“I don’t watch TV, I watch YouTube.”
I hear it from students all the time. So much of the culture teenagers consume is distributed digitally, so much of it produced by other teens, just like themselves. Kids sit on their beds, with their phones or cameras propped on their desks and pointed at their faces, while they sing popular songs (often written by other YouTubers), unbox new clothes (that they get for free, because they’re “influencers,” and yes I’m jealous), level up on video games (yes, this is a thing people watch for hours) and deliver makeup tutorials (in which 17-year-olds apply winged eyeliner with precision I will never be able to replicate).
Instead of just letting all of this make me feel old (which it does – oh god, it does), I often find myself asking, “What will this all mean for teenagers in the long term?”
One thing it will mean for sure, is that the YouTube generation will increasingly have their content creation and video production skills put to the test, personally, professionally, even academically. So it is no surprise that college admissions boards all over the country are asking applicants of the YouTube generation to submit stories about themselves using this new language they all seem to speak: the language of video.
The college application video has been creeping up on applicants for a few years, with multimedia platforms like ZeeMee offering easily customizable profiles students can stock with videos, links to relevant websites, and carefully-curated peeks into their social media personas. This year, it truly feels like the college application video has arrived. Yale is allowing students to submit an application video in place of one of its essays (but only if you apply to the school via the Coalition Application instead of the Common App), Babson gives students the choice to submit a video instead of writing a supplemental essay, and the University of Chicago, pioneer of the quirky application prompt, offers students the option to submit a video as well.
While students may have experience watching two-minute clips in rapid succession and producing funny snaps for their friends on the fly, will they know how to craft videos that reveal something fresh and meaningful about themselves to admissions officers? What are they really looking for with these videos? And how does an applicant even begin making one of these things?
There is good news. This task isn’t actually as foreign as it may seem. The goals of the college application video parallel those of the admissions essays applicants have been submitting for decades. Reveal something about yourself to admissions that isn’t apparent anywhere else on the application. Showcase your best qualities and give admissions a sense of your personality. And…entertain! (Make yourself memorable!)
Here are a few tips that will help your teen craft an admissions video that truly gets them noticed:
Follow the instructions…but not to a fault. Is a school asking for a “video interview”? If so, a student might want to think about facing the camera and drafting a set of prepared questions to answer. That said, applicants shouldn’t allow their preconceived perceptions of what “video interviews” (or any other specific video-related assignments) should be stifle their creativity. There are so many ways to give admissions a sense of background, personality and passion – skits, day-in-the-life reels, parodies – the possibilities are truly limitless.
Think about what would translate well visually. In other words, what is exciting to look at? Let’s give these tired admissions officers a sight for their (literal) sore eyes, shall we? Instead of setting up a camera in a bedroom, can an applicant take an admissions officer bowling? To the beach? What can a student wear that will make them memorable? A useful exercise is to think about admissions watching the video with the sound off – how much can you communicate through visuals alone?
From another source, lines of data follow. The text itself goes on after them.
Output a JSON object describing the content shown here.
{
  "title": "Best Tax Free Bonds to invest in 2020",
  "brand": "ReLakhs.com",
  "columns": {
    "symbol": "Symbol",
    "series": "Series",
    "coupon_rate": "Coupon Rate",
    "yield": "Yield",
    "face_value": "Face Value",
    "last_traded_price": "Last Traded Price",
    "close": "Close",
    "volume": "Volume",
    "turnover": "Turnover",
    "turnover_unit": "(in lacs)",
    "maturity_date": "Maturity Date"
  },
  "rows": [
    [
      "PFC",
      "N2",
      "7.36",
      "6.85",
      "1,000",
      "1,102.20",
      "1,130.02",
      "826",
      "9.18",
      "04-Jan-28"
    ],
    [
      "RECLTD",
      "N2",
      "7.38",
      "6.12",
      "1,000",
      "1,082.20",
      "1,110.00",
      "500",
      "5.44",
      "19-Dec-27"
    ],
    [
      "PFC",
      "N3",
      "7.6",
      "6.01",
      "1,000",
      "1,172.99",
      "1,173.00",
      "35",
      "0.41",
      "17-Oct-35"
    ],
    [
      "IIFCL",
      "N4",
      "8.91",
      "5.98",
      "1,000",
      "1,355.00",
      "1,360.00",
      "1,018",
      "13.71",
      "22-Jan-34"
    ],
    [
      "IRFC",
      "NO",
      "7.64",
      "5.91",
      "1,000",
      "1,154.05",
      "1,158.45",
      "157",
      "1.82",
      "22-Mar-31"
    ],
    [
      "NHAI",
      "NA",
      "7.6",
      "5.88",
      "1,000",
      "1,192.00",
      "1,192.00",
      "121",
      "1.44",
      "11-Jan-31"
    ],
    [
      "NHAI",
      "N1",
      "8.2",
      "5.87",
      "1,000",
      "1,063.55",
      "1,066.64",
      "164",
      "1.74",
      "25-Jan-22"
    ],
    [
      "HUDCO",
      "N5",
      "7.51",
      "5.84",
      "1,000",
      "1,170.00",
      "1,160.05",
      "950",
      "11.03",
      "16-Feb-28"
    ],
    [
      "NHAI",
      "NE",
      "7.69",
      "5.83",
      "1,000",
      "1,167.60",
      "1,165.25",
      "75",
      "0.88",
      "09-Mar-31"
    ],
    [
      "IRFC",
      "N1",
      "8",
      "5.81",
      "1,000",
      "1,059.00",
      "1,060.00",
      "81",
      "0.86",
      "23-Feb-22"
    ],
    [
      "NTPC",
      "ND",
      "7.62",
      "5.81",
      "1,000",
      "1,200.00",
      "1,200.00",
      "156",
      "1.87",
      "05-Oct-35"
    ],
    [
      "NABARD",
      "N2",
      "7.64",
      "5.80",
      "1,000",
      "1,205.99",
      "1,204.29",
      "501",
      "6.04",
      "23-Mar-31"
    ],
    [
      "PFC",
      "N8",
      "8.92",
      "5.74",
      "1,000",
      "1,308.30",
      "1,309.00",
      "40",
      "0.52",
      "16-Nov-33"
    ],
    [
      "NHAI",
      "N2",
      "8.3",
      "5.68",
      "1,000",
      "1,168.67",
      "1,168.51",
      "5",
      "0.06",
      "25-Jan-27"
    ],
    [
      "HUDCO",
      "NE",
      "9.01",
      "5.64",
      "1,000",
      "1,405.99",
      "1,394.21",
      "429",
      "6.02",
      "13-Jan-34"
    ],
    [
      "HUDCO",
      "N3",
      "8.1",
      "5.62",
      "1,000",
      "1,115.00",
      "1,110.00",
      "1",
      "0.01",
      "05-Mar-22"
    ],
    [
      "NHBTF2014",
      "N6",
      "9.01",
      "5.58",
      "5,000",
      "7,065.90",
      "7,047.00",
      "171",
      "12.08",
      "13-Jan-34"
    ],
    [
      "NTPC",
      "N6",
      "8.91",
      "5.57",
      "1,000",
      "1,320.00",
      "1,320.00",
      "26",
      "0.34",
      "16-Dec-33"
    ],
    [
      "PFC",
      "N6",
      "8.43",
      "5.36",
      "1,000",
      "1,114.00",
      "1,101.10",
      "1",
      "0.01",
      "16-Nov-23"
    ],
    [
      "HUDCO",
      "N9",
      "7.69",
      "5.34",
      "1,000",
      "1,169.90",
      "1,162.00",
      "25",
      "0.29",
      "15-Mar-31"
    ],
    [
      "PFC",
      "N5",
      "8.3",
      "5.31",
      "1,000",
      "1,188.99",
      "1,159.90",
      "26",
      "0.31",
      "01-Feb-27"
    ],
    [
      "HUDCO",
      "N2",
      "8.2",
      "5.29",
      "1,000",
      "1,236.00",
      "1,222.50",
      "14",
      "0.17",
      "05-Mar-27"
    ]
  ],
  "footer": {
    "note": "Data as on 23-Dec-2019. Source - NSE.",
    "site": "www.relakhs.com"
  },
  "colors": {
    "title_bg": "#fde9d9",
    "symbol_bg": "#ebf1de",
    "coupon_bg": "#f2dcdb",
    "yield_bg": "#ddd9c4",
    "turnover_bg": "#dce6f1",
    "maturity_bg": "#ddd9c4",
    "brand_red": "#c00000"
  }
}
Don’t overproduce. As with the application essay, the video is meant to provide admissions with an authentic look at who an applicant is and where they come from. They don’t want a fancy video made in a production studio (unless the student is a filmmaker with access to those resources -- then, by all means!). Students shouldn’t aim to over-package themselves here. A slice of a real life is refreshing and will tell admissions what they want to know. That said, if you have a message you want to send and specific points you want to make, there is no harm in getting these points down on paper first. The delivery should be natural, but that doesn’t mean you can’t organize your thoughts for the best chance at success!
Get a second opinion. Still wondering whether your teen’s video is accomplishing what it’s supposed to? When in doubt, they should have a trusted and relatively objective person like a teacher or professional consultant take a peek. The final product should come from the student’s brain, but gauging various people’s reactions to what your teen has created can help you better understand how admissions may respond to the video in question.
This new addition to the college application process is a boon for college applicants. It provides them with another mode of self-expression that can be incredibly personal, allowing them to show admissions what it is like to inhabit their daily life and world. And maybe one lucky admissions officer will learn how to apply these skills to their own life. #AdmissionsOfficerVlog, anyone?